Tekken 7 champion Saeidian has never been to Australia. He had also never won a major tournament event and was positively jubilant. Pre-battle, he appeared to have some nervous jitters but as soon as he heard the game’s command to “Fight!” he was a focussed rock. While his next battles loaded between matches, he was a smartphone-scrolling rock. Next level intimidation right there.

“Honestly, it feels great because I wanted to go to Battle Arena Melbourne. Honestly, it’s like a coincidence because this is Hamilton’s first Major and this is also my first tournament win. Thank you for this whole tournament. Honestly. Thank you.”

You’ve got to love a fresh perspective. Honestly. When that perspective belongs to a newly crowned gaming king you’re reminded that rulers can say things however they want because at the end of the day, they rule. Honestly.

Saeidian’s win ended the Waikato Arena Rampage. The crowd was still buzzing around though and the Hamilton FGC resorted to asking lingerers if they needed parking validation tickets.

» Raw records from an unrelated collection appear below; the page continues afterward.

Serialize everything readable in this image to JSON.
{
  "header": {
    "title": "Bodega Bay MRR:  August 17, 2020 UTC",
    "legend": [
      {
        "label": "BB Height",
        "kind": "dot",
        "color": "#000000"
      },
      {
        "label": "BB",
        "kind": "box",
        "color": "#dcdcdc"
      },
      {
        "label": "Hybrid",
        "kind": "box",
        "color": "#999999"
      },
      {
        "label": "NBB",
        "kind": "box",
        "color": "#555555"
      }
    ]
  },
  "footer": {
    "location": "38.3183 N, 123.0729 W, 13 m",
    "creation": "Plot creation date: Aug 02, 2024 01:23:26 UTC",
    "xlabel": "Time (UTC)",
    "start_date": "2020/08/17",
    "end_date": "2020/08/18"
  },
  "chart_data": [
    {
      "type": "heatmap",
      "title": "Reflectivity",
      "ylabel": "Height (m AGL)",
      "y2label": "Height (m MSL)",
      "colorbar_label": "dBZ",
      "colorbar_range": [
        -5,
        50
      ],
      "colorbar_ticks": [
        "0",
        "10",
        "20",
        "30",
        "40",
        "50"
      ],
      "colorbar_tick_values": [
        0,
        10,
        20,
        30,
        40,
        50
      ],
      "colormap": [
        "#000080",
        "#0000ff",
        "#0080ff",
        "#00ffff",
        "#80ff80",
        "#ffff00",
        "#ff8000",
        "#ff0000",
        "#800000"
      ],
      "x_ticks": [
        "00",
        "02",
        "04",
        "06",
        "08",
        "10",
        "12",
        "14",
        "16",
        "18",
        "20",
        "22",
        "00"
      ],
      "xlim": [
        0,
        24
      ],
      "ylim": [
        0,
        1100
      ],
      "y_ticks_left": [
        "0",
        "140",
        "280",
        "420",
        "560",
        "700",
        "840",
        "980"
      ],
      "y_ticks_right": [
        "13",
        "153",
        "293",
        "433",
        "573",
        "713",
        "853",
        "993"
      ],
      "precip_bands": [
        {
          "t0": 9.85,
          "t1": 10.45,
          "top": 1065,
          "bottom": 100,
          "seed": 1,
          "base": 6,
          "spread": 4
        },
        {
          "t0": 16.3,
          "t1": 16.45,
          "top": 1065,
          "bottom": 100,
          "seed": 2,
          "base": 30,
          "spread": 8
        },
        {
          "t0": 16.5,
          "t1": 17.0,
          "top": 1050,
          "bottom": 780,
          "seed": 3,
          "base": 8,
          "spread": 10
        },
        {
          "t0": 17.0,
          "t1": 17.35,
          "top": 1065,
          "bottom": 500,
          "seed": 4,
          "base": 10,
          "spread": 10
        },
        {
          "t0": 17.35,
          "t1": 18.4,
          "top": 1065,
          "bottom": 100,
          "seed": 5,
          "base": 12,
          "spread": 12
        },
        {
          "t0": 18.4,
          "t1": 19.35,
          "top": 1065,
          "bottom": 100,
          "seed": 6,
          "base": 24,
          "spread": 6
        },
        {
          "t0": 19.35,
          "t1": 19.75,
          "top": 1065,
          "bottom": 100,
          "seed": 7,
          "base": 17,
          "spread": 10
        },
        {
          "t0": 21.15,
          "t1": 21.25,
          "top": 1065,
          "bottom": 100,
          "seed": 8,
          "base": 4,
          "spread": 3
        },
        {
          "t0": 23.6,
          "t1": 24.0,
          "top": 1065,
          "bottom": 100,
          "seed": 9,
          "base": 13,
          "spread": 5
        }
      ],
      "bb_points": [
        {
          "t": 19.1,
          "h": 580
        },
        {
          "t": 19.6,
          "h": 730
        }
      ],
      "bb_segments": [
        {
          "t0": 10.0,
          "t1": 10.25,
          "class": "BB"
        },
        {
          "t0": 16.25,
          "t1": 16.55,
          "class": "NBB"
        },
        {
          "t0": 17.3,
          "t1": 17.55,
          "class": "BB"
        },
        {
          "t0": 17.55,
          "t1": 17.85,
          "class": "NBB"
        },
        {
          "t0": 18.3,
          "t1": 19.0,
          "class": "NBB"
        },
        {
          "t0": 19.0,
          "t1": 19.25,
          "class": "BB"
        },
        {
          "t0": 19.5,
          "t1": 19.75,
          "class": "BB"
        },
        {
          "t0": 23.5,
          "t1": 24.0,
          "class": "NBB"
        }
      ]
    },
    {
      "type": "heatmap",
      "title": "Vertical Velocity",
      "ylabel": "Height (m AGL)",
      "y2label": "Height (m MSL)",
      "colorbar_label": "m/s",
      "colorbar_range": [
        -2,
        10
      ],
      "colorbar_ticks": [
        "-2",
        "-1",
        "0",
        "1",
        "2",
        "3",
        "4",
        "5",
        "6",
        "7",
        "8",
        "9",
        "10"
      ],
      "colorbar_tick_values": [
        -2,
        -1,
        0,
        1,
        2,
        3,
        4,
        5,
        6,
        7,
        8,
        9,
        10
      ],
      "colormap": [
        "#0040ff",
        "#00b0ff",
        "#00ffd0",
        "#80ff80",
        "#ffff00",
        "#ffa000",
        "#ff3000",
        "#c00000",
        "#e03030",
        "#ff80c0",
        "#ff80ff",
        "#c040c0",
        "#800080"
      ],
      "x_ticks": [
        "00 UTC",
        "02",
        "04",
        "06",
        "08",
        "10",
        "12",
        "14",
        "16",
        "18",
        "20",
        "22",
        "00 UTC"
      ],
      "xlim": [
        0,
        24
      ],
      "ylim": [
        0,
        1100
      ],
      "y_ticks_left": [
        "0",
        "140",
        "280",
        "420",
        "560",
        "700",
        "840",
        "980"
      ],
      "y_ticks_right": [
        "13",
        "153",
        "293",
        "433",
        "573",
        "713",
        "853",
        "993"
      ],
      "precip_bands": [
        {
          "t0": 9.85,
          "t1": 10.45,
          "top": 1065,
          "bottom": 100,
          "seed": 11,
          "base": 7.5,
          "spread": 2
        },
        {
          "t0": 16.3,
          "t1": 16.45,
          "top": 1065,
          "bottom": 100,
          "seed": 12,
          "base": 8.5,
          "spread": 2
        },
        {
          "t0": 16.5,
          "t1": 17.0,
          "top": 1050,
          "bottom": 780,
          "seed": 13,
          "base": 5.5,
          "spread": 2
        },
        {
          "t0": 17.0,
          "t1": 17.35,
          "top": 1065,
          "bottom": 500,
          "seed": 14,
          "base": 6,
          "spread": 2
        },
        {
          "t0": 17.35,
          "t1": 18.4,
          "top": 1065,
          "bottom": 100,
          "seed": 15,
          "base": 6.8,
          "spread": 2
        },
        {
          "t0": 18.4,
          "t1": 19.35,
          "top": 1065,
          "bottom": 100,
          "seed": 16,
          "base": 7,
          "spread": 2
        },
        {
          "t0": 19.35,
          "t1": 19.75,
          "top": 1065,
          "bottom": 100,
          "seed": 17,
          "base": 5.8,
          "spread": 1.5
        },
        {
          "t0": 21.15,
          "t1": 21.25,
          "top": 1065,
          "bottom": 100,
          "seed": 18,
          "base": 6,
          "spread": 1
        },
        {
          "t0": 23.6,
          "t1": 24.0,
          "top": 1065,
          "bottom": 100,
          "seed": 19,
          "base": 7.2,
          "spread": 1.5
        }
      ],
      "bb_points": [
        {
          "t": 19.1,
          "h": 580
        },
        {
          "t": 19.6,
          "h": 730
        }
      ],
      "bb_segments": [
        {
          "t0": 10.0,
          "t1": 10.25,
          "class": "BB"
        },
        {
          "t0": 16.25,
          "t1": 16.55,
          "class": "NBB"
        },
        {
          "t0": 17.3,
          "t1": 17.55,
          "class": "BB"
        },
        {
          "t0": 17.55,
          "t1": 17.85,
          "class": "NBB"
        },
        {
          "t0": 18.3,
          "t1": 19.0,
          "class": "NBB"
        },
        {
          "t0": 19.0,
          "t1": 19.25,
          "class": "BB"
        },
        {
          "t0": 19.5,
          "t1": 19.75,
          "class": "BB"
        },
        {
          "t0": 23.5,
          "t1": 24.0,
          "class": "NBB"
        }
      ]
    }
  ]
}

Code: “alright go home now”. Translation: “happy patrons.”

Did the Tronites thrash the big-guns? This proud Hamiltonian’s gonna say: WAR’s war has only just begun. This big sis’ is gonna say: pre and post WAR my fighting game champion was set. Alas, I was no WAR adjudicator – that role belonged to Street Fighter V life gauges and battle win markers and those judges dubbed my favourite pick with a Llionheart-ed 4th place.

Hundreds of competitors later, an empty trophies table, prizes claimed, a smashed ringawera (work crew) and NZ_Maoriboy’s WAR dream has lived, flown and set the stage for rematches now and into the future. So Aotearoa, consider that Round 1.